De Kolom logo spacer
spacer [Klik hier voor print-versie
spacer
spacer 34:  Jeroen
3-4-2006
spacer spacer

My home is my castle

Het wordt toch langzamerhand onvermijdelijk: Linda en ik moeten aan de huisje-boompje-beestje. We zijn er aan toe en Villa Theo wordt te klein. Onze gezamenlijke 25 m2 blijkt toch te weinig voor een beetje relaxte huisfuif. Bovendien is VT toch niet echt "thuis". Want je thuis is je plekkie. Daar heb je je spulletjes, mag je met je voeten op de bank en kun je in je blootje rondlopen als je daar zin in hebt. Dat laatste is hier in huis niet zo aantrekkelijk, gezien de onverwachte gasten die nog wel eens willen opduiken.

Verhuizen dus, maar waarheen? Gezien onze banen zou ergens tussen Dordrecht en de kust leuk zijn. En huren of kopen?

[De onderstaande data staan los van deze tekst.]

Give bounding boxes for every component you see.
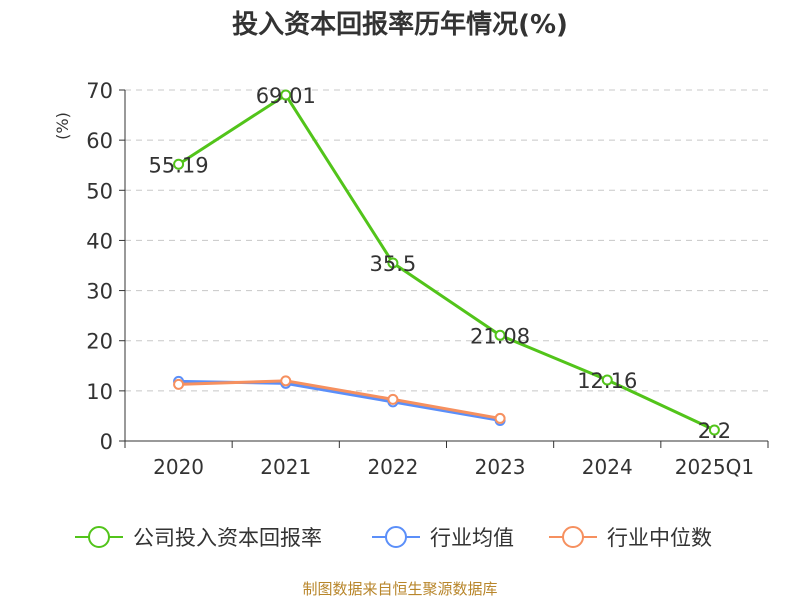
data-point <box>708 424 720 436</box>
data-point <box>387 257 399 269</box>
y-tick-label: 50 <box>86 179 113 203</box>
source-note: 制图数据来自恒生聚源数据库 <box>302 580 498 598</box>
x-tick-label: 2020 <box>153 455 204 479</box>
x-tick-labels: 2020 2021 2022 2023 2024 2025Q1 <box>124 441 769 479</box>
data-label: 35.5 <box>370 252 417 276</box>
data-point <box>280 89 292 101</box>
legend-label[interactable]: 行业中位数 <box>607 526 712 550</box>
legend: 公司投入资本回报率 行业均值 行业中位数 <box>75 526 712 550</box>
x-tick-label: 2025Q1 <box>675 455 754 479</box>
data-point <box>494 329 506 341</box>
data-point <box>601 374 613 386</box>
y-tick-label: 60 <box>86 129 113 153</box>
y-tick-label: 70 <box>86 79 113 103</box>
legend-label[interactable]: 公司投入资本回报率 <box>133 526 322 550</box>
x-tick-label: 2023 <box>475 455 526 479</box>
y-tick-label: 0 <box>100 430 113 454</box>
data-label: 21.08 <box>470 324 530 348</box>
data-label: 2.2 <box>698 419 731 443</box>
gridlines <box>125 89 768 392</box>
series-line <box>178 379 501 420</box>
x-tick-label: 2024 <box>582 455 633 479</box>
data-point <box>173 158 185 170</box>
legend-marker <box>385 526 407 548</box>
series-lines <box>173 89 720 436</box>
data-labels: 55.19 69.01 35.5 21.08 12.16 2.2 <box>149 84 732 443</box>
y-axis-label: (%) <box>53 112 72 140</box>
x-tick-label: 2021 <box>260 455 311 479</box>
data-point <box>494 412 506 424</box>
data-label: 69.01 <box>256 84 316 108</box>
data-point <box>387 393 399 405</box>
data-point <box>173 378 185 390</box>
data-label: 12.16 <box>577 369 637 393</box>
y-tick-label: 10 <box>86 380 113 404</box>
legend-marker <box>562 526 584 548</box>
legend-label[interactable]: 行业均值 <box>430 526 514 550</box>
x-tick-label: 2022 <box>367 455 418 479</box>
y-tick-label: 40 <box>86 229 113 253</box>
y-tick-label: 30 <box>86 280 113 304</box>
y-tick-labels: 0 10 20 30 40 50 60 70 <box>86 79 125 454</box>
data-label: 55.19 <box>149 153 209 177</box>
data-point <box>280 375 292 387</box>
chart-title: 投入资本回报率历年情况(%) <box>232 10 568 40</box>
series-line <box>178 379 501 422</box>
series-line <box>177 93 716 432</box>
y-tick-label: 20 <box>86 330 113 354</box>
legend-marker <box>88 526 110 548</box>
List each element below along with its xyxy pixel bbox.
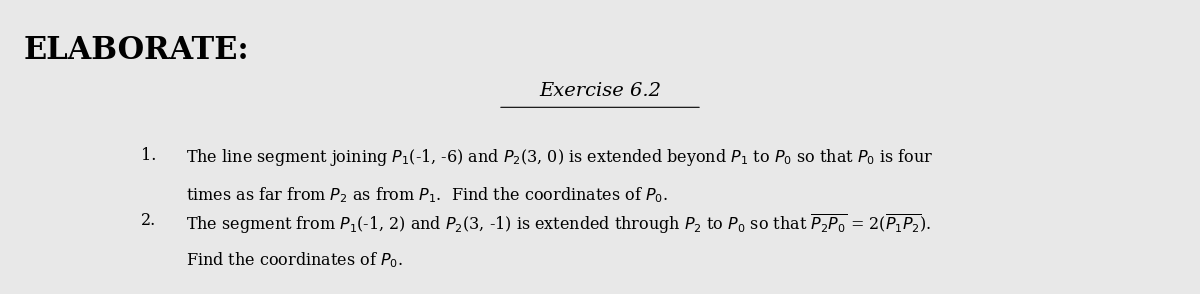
Text: times as far from $P_2$ as from $P_1$.  Find the coordinates of $P_0$.: times as far from $P_2$ as from $P_1$. F… <box>186 185 668 205</box>
Text: ELABORATE:: ELABORATE: <box>24 35 250 66</box>
Text: The line segment joining $P_1$(-1, -6) and $P_2$(3, 0) is extended beyond $P_1$ : The line segment joining $P_1$(-1, -6) a… <box>186 147 934 168</box>
Text: Exercise 6.2: Exercise 6.2 <box>539 82 661 100</box>
Text: Find the coordinates of $P_0$.: Find the coordinates of $P_0$. <box>186 250 403 270</box>
Text: 1.: 1. <box>140 147 156 164</box>
Text: 2.: 2. <box>140 212 156 229</box>
Text: The segment from $P_1$(-1, 2) and $P_2$(3, -1) is extended through $P_2$ to $P_0: The segment from $P_1$(-1, 2) and $P_2$(… <box>186 212 931 235</box>
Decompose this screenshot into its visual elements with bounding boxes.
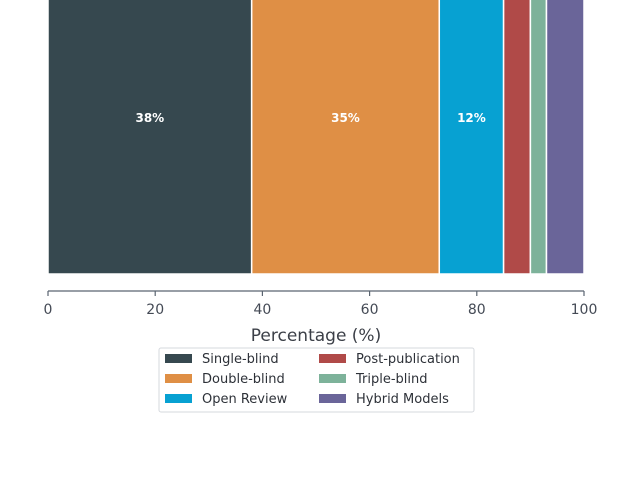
bar-segment-post-publication bbox=[502, 0, 532, 275]
legend-label-post-publication: Post-publication bbox=[356, 352, 460, 367]
bar-segment-hybrid-models bbox=[545, 0, 585, 275]
x-tick-label: 20 bbox=[146, 302, 164, 318]
legend-swatch-hybrid-models bbox=[319, 394, 346, 403]
x-tick-label: 80 bbox=[468, 302, 486, 318]
legend-label-triple-blind: Triple-blind bbox=[355, 372, 428, 387]
x-tick-label: 60 bbox=[361, 302, 379, 318]
x-axis-title: Percentage (%) bbox=[251, 326, 381, 346]
bar-label-open-review: 12% bbox=[457, 111, 486, 125]
legend: Single-blind Double-blind Open Review Post-… bbox=[158, 347, 475, 413]
legend-swatch-open-review bbox=[165, 394, 192, 403]
bar-group bbox=[47, 0, 585, 275]
bar-label-double-blind: 35% bbox=[331, 111, 360, 125]
legend-label-open-review: Open Review bbox=[202, 392, 288, 407]
legend-swatch-post-publication bbox=[319, 354, 346, 363]
legend-label-hybrid-models: Hybrid Models bbox=[356, 392, 449, 407]
bar-label-single-blind: 38% bbox=[135, 111, 164, 125]
legend-swatch-triple-blind bbox=[319, 374, 346, 383]
x-axis-ticks: 0 20 40 60 80 100 bbox=[44, 291, 598, 318]
bar-label-group: 38% 35% 12% bbox=[135, 111, 485, 125]
bar-segment-triple-blind bbox=[529, 0, 548, 275]
x-tick-label: 40 bbox=[253, 302, 271, 318]
bar-segment-open-review bbox=[438, 0, 505, 275]
legend-swatch-double-blind bbox=[165, 374, 192, 383]
bar-segment-double-blind bbox=[250, 0, 441, 275]
legend-frame bbox=[158, 347, 475, 413]
legend-label-single-blind: Single-blind bbox=[202, 352, 279, 367]
bar-segment-single-blind bbox=[47, 0, 253, 275]
legend-label-double-blind: Double-blind bbox=[202, 372, 285, 387]
x-tick-label: 100 bbox=[571, 302, 598, 318]
legend-swatch-single-blind bbox=[165, 354, 192, 363]
x-tick-label: 0 bbox=[44, 302, 53, 318]
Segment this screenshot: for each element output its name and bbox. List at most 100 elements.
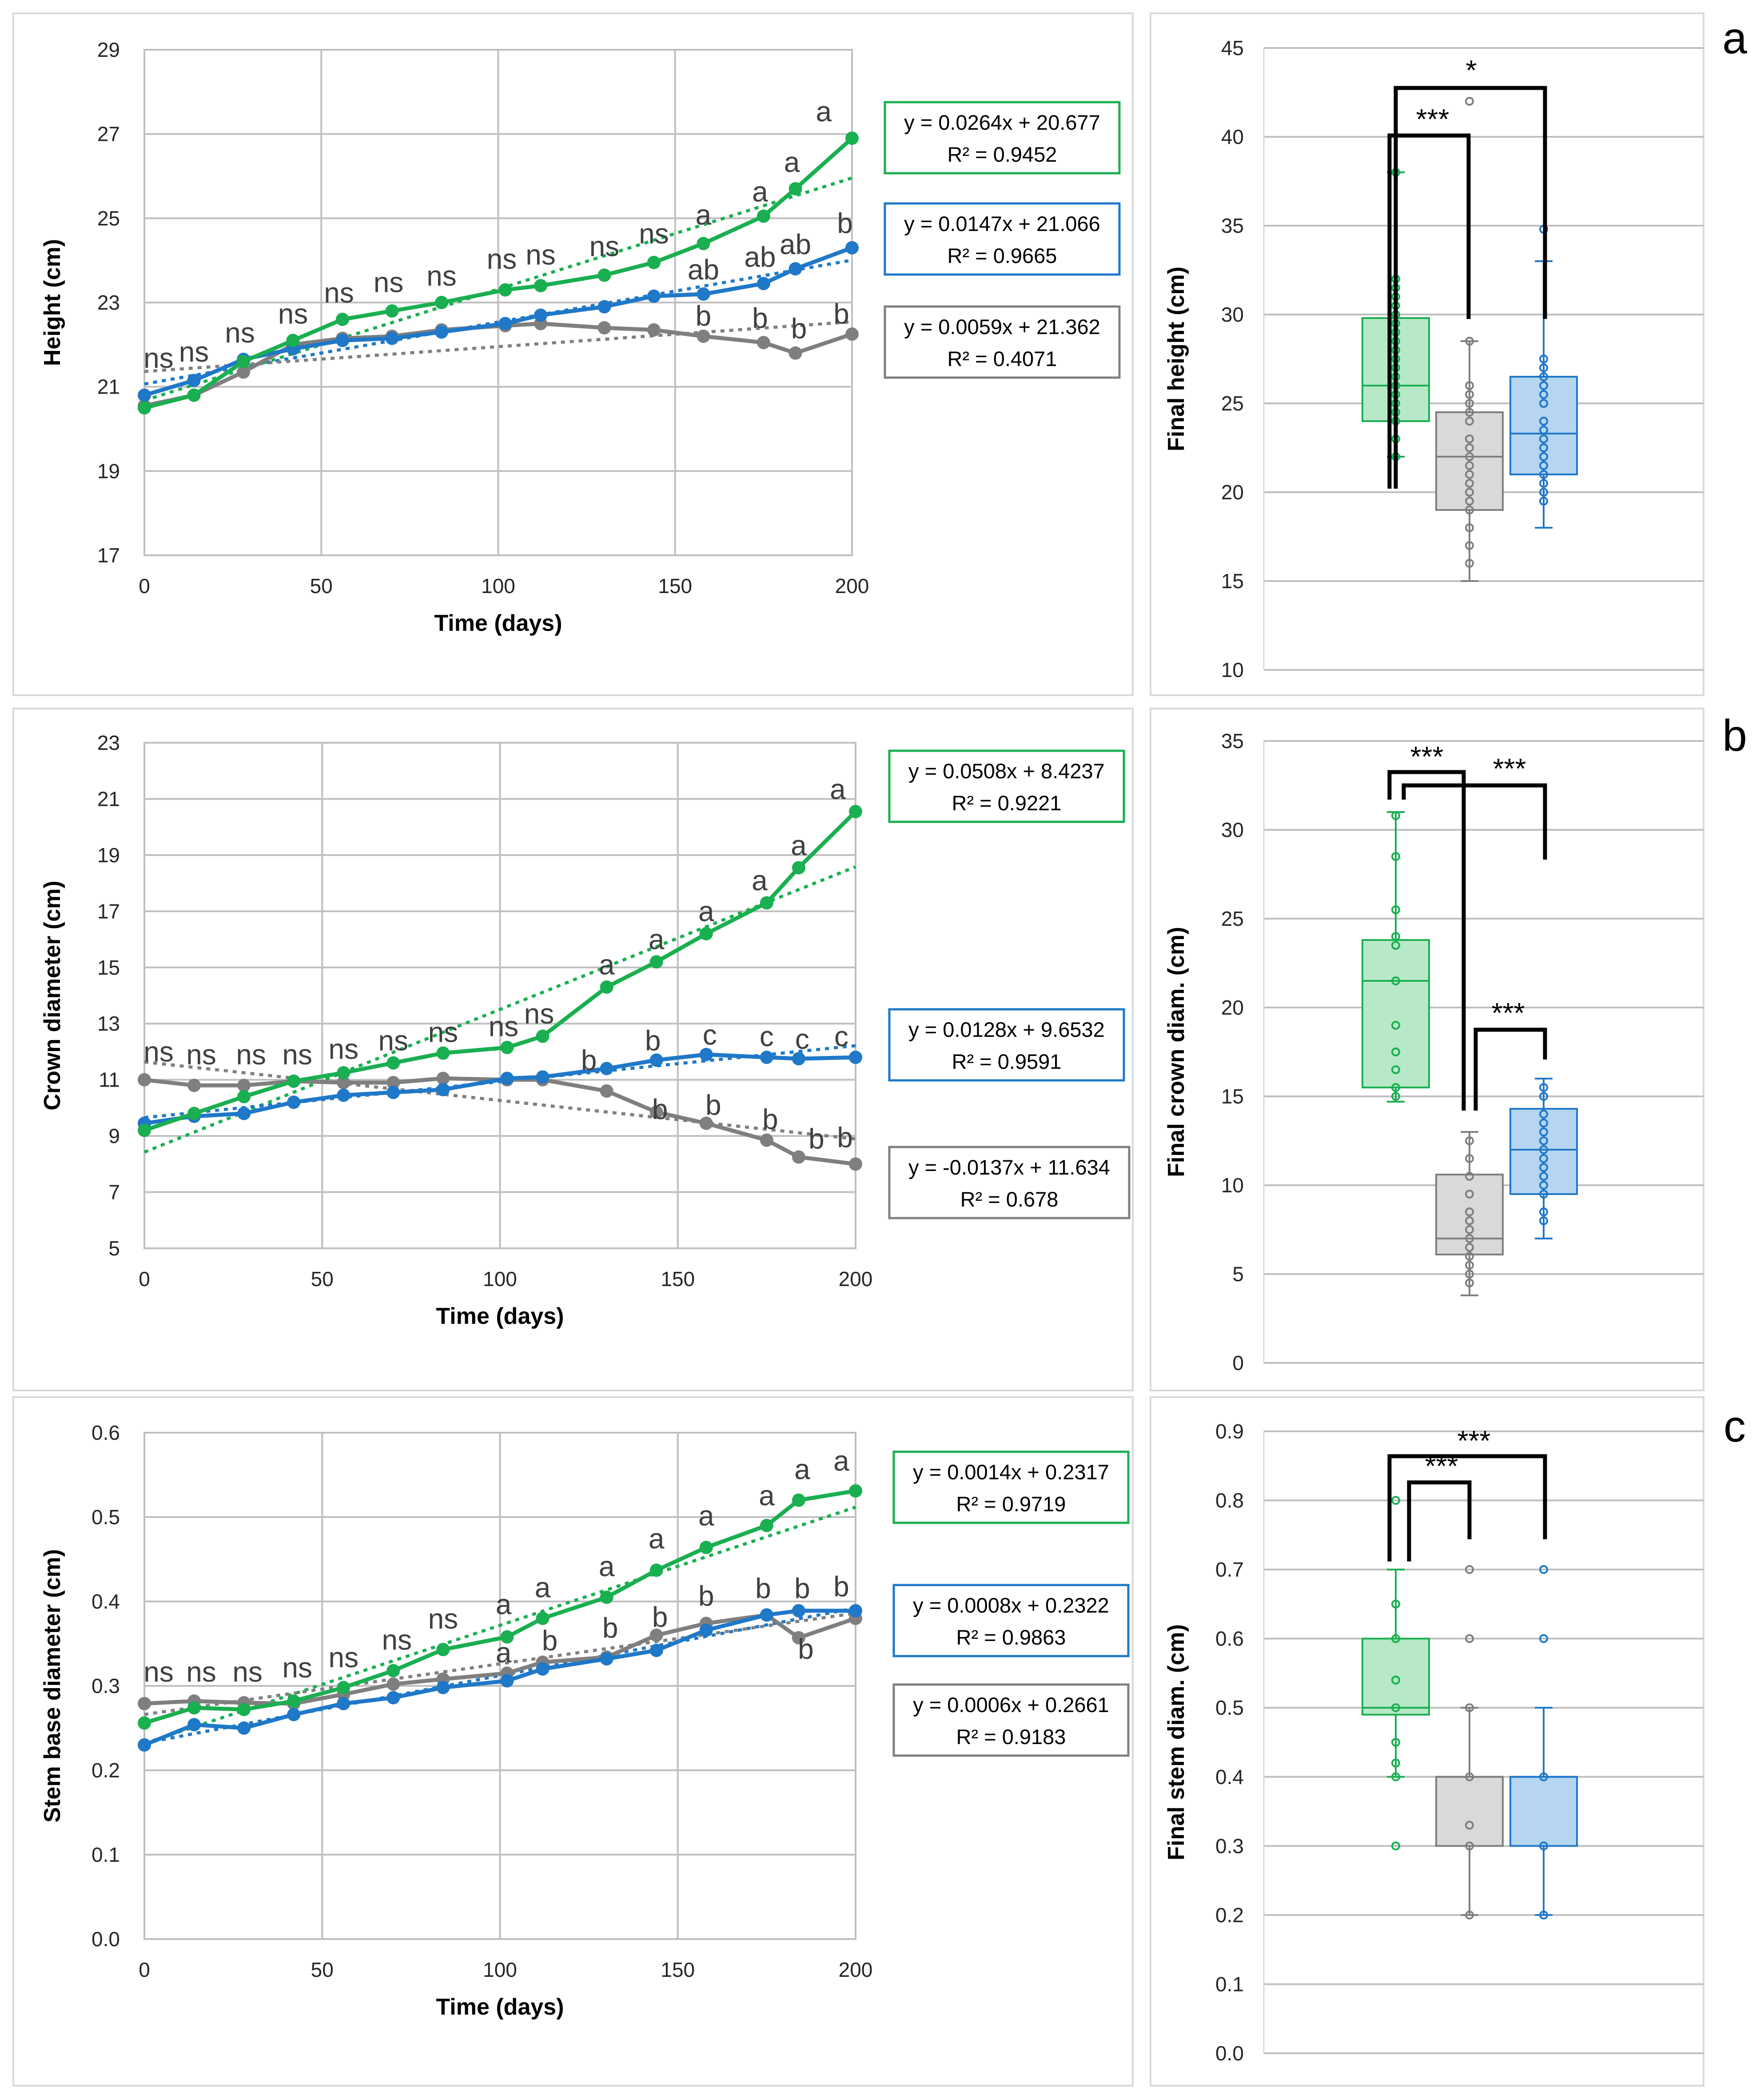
data-point-gray	[1465, 443, 1474, 452]
data-point-gray	[1465, 1820, 1474, 1830]
data-point-gray	[1465, 408, 1474, 417]
significance-annotation: ns	[179, 336, 209, 368]
data-point-green	[600, 980, 613, 994]
significance-annotation: b	[837, 1121, 853, 1153]
data-point-blue	[699, 1623, 713, 1637]
significance-annotation: ns	[143, 342, 174, 374]
r-squared: R² = 0.9221	[952, 791, 1062, 815]
significance-annotation: b	[752, 302, 768, 334]
data-point-blue	[1539, 1127, 1548, 1136]
significance-annotation: ns	[143, 1036, 174, 1068]
data-point-gray	[1465, 1261, 1474, 1270]
r-squared: R² = 0.9452	[948, 143, 1057, 166]
data-point-blue	[849, 1051, 862, 1064]
y-tick-label: 25	[1221, 392, 1244, 415]
data-point-green	[436, 1046, 450, 1060]
data-point-green	[1391, 1065, 1400, 1074]
significance-label: ***	[1410, 741, 1444, 773]
significance-annotation: ab	[744, 241, 776, 273]
significance-annotation: c	[834, 1020, 848, 1052]
significance-annotation: ab	[688, 254, 719, 286]
data-point-green	[336, 312, 350, 326]
data-point-gray	[1465, 1136, 1474, 1145]
significance-annotation: a	[830, 773, 846, 805]
trend-equation: y = 0.0128x + 9.6532	[908, 1018, 1105, 1041]
data-point-green	[237, 1703, 251, 1717]
y-tick-label: 0.5	[92, 1506, 120, 1529]
data-point-blue	[536, 1070, 550, 1084]
r-squared: R² = 0.9665	[948, 244, 1057, 267]
x-tick-label: 0	[139, 1958, 150, 1981]
y-tick-label: 19	[97, 844, 120, 867]
data-point-gray	[1465, 461, 1474, 470]
data-point-green	[649, 1563, 663, 1577]
data-point-green	[1391, 1758, 1400, 1768]
y-tick-label: 35	[1221, 214, 1244, 237]
significance-annotation: ns	[382, 1624, 412, 1656]
data-point-green	[337, 1681, 350, 1694]
significance-annotation: ns	[374, 266, 404, 298]
y-tick-label: 0.8	[1215, 1489, 1244, 1512]
data-point-blue	[500, 1071, 514, 1085]
data-point-gray	[1465, 541, 1474, 550]
data-point-gray	[1465, 1910, 1474, 1920]
data-point-green	[647, 255, 661, 269]
data-point-blue	[1539, 1841, 1548, 1851]
data-point-gray	[649, 1629, 663, 1642]
data-point-green	[187, 1107, 201, 1120]
equation-box-blue	[888, 1008, 1125, 1082]
panel-label: c	[1724, 1402, 1746, 1451]
significance-annotation: b	[705, 1089, 721, 1121]
significance-annotation: ns	[328, 1033, 358, 1065]
data-point-gray	[699, 1116, 713, 1130]
data-point-gray	[1465, 488, 1474, 497]
data-point-blue	[1539, 497, 1548, 506]
data-point-green	[138, 1123, 151, 1137]
significance-annotation: b	[755, 1572, 771, 1604]
data-point-gray	[1465, 1225, 1474, 1234]
significance-annotation: a	[752, 864, 768, 896]
x-tick-label: 50	[310, 574, 333, 597]
significance-bracket	[1402, 783, 1547, 860]
data-point-blue	[845, 241, 859, 255]
significance-annotation: b	[808, 1123, 824, 1155]
significance-bracket	[1387, 1454, 1547, 1561]
data-point-green	[788, 182, 802, 195]
outlier-gray	[1465, 1634, 1474, 1643]
data-point-gray	[138, 1697, 151, 1710]
data-point-gray	[1465, 452, 1474, 461]
data-point-blue	[187, 1718, 201, 1732]
x-tick-label: 0	[139, 574, 150, 597]
significance-annotation: a	[759, 1479, 775, 1511]
significance-annotation: ns	[186, 1039, 216, 1071]
data-point-blue	[237, 1721, 251, 1735]
data-point-gray	[697, 329, 710, 343]
significance-annotation: ns	[143, 1656, 174, 1688]
data-point-gray	[649, 1105, 663, 1119]
plot-area	[143, 49, 853, 556]
significance-annotation: a	[784, 146, 800, 178]
significance-annotation: b	[833, 1571, 849, 1603]
y-tick-label: 0.4	[1215, 1765, 1244, 1788]
data-point-blue	[649, 1053, 663, 1067]
y-tick-label: 15	[1221, 570, 1244, 593]
significance-label: ***	[1416, 103, 1449, 135]
data-point-gray	[792, 1150, 805, 1164]
significance-annotation: a	[698, 1500, 714, 1532]
y-tick-label: 40	[1221, 125, 1244, 148]
data-point-blue	[287, 1708, 301, 1721]
data-point-green	[649, 955, 663, 969]
data-point-blue	[1539, 1136, 1548, 1145]
data-point-blue	[788, 262, 802, 276]
y-tick-label: 0.2	[1215, 1904, 1244, 1927]
significance-annotation: b	[581, 1044, 597, 1076]
data-point-gray	[1465, 434, 1474, 443]
data-point-green	[287, 1074, 301, 1088]
data-point-blue	[386, 1086, 400, 1099]
x-tick-label: 50	[311, 1958, 334, 1981]
y-tick-label: 25	[97, 207, 120, 230]
data-point-gray	[1465, 523, 1474, 532]
significance-label: *	[1466, 54, 1477, 86]
data-point-green	[792, 861, 805, 875]
data-point-green	[1391, 1092, 1400, 1101]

Als DINK'ies lijkt kopen de beste optie, al was het maar omdat huren erg lastig blijkt (u bent nummer 79 op de lijst, helaas..) Maar hoe begin je? Er is zoveel keus en tegelijkertijd ook weer niet. Mijn wooncarrière bestaat uit het verhuizen van Villa I&T naar Villa Theo. Ik heb dus weinig kaas gegeten van de huizenjacht en luister dan ook aandachtig naar de verhalen van mijn collega's. Aangezien veel van hen net een huis hebben gekocht, gaan alle gesprekken in de koffiecorner over welke kleur de handgrepen van de nieuwe keukenkastjes moeten worden en of de open haard beter uitkomt tegen een limoengroene of toch maar een terracottakleurige wand. Heel belangrijke onderwerpen dus. Nee, ik ben op zoek naar iets fundamentelers, naar wat wonen is en is geweest.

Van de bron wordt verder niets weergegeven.